The ruling is a win for the labor movement, which has long sought stricter penalties for companies that have engaged in illegal union-busting activities.
It comes at a particularly salient time for labor activists, especially pro-union Starbucks workers, who the company has been firing en masse over the past year of their union drive. Starbucks has fired over 150 pro-union workers, according to the union.
The NLRB is seeking a nationwide cease and desist order against the company in hopes of preventing it from firing any further pro-union workers, saying that the firing spree has had a vast “chilling effect” on the campaign.

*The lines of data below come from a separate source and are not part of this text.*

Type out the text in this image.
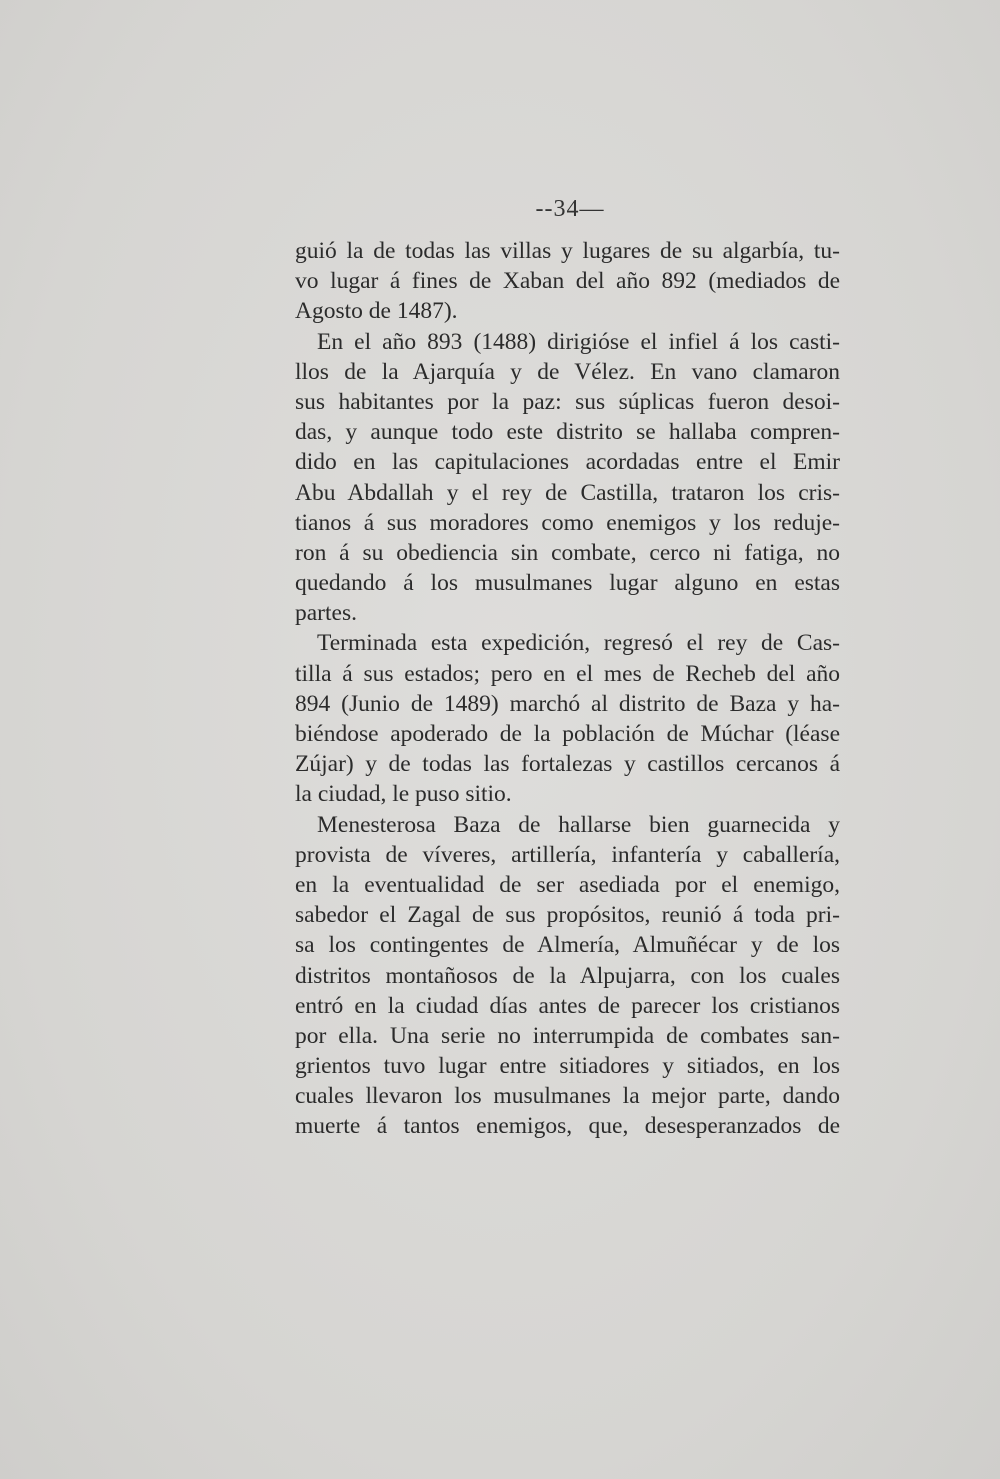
--34—
guió la de todas las villas y lugares de su algarbía, tu-
vo lugar á fines de Xaban del año 892 (mediados de
Agosto de 1487).
En el año 893 (1488) dirigióse el infiel á los casti-
llos de la Ajarquía y de Vélez. En vano clamaron
sus habitantes por la paz: sus súplicas fueron desoi-
das, y aunque todo este distrito se hallaba compren-
dido en las capitulaciones acordadas entre el Emir
Abu Abdallah y el rey de Castilla, trataron los cris-
tianos á sus moradores como enemigos y los reduje-
ron á su obediencia sin combate, cerco ni fatiga, no
quedando á los musulmanes lugar alguno en estas
partes.
Terminada esta expedición, regresó el rey de Cas-
tilla á sus estados; pero en el mes de Recheb del año
894 (Junio de 1489) marchó al distrito de Baza y ha-
biéndose apoderado de la población de Múchar (léase
Zújar) y de todas las fortalezas y castillos cercanos á
la ciudad, le puso sitio.
Menesterosa Baza de hallarse bien guarnecida y
provista de víveres, artillería, infantería y caballería,
en la eventualidad de ser asediada por el enemigo,
sabedor el Zagal de sus propósitos, reunió á toda pri-
sa los contingentes de Almería, Almuñécar y de los
distritos montañosos de la Alpujarra, con los cuales
entró en la ciudad días antes de parecer los cristianos
por ella. Una serie no interrumpida de combates san-
grientos tuvo lugar entre sitiadores y sitiados, en los
cuales llevaron los musulmanes la mejor parte, dando
muerte á tantos enemigos, que, desesperanzados de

Starbucks Workers United has noted that the NLRB has made 40 rulings against Starbucks in its anti-union campaign, “making Starbucks one of the worst violators of federal labor law in modern U.S. history.”
Establishing further deterrents for companies that have been firing workers could help workers at anti-union companies like Starbucks, Amazon, and others, to feel more comfortable in exercising their rights to organize and unionize their workplaces.
“Fear of retaliation and dismissal is the primary obstacle stopping workers from getting involved in union organizing campaigns,” John Logan, a labor professor at San Francisco State University, told The Washington Post. “Increasing the currently meaningless penalties for terminating workers is the most obvious thing to fix that.”